Friday, July 27, 2018

Translocation

It’s been a week in the new place and I’m still turning to the wrong side to get toilet paper, reaching the wrong way for my teacup, and sent a beaten egg in a glass measuring cup crashing on my tile floor, knocking it over because it wasn’t supposed to be there. I unpack something and put it away but with no familiar places, can’t remember which of the unknown drawers and cabinets it’s now hiding.

The behavioral patterns built in one location don’t match the new one. The first few days are disorienting when what should feel normal doesn’t. The whole process of moving to a new home is much more complicated than I expected.
Just like the moving out of a place is a discovery of how much stuff you have, moving into a place is a discovery of how you want to live. The choices in how things are organized create the routes for future behavior. Before I can start working I have to find an arrangement of things that facilitates what I want to do.
Changing a home base has many levels. The level I kept hidden in a black box was emotional, my sorrow at leaving a place I’d loved, the regular and familiar providing stability for the unknown and risky decisions of art.
I was reminded of that level by a former student and TA, Destiny Belgrave. After moving from her close college community, she then went back to Brooklyn and had to move again from the home neighborhood culture she loved. She pointed out that how draining it was depended on the level of attachment. This insight opened my black box and I saw the emotional strain kept at bay by the physical. Our peregrinations are peopled and alive, whereas in the new place, connections haven’t been made, proximities are all different and the only word for the feeling is loss.  The irritations of moving are partly a cover for the sadness at what’s past.

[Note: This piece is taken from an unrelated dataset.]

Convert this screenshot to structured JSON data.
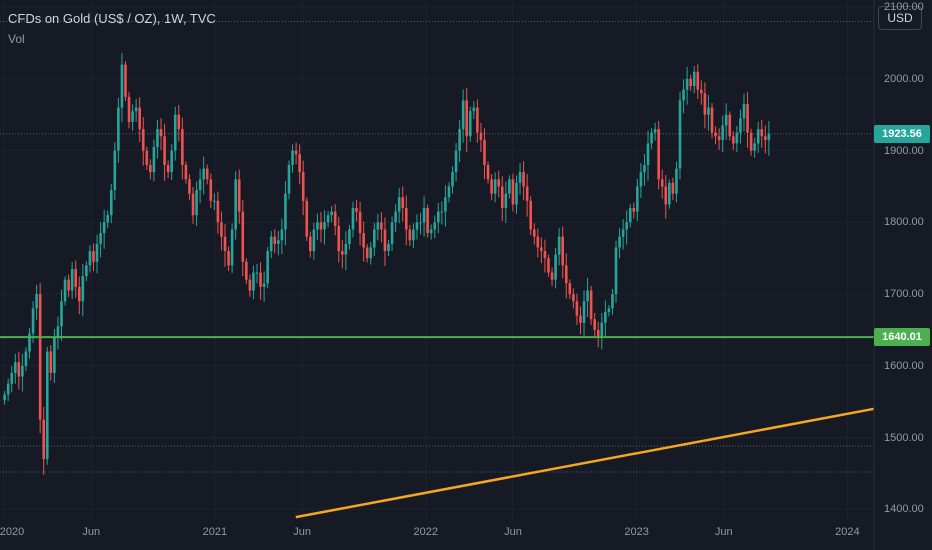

One way I hung on to part of myself was to set up a work area, one corner at a time. My first corner, the one I’m facing now. has a big window to my left with a sizable chunk of sky to watch the crazy rain come and go. With everything unfamiliar, it made more sense to draw what was out the window, to get to know the place and take it into myself.
The corner wasn’t mine until I put art on the walls to claim it. The first thing on my studio wall was a beautiful collage drawing by Dan Dudrow that always makes me think, is philosophical in its reference to sky and sends my thoughts in new directions every time I look at it. Then on the other wall of that corner my favorite of my newer drawings, “Causality”, a visual idea that reminds me of the limitations of thought. The choice of pictures creates a visual climate crucial to future ideas. Every picture is a place in itself, offers another world to inhabit and the thoughts it generates. Now that this room is starting to feel like my studio, my mind can get back in action.


Having given so much thought to how locations shape thoughts, how the visual qualities influence the metaphors we use, I wonder how the implications in the new space around me will shift the expression of my ideas. The clouds feel closer to me here so analogies to atmosphere and uncertainty will thrive and hopefully remind me that change is the unfolding of forward.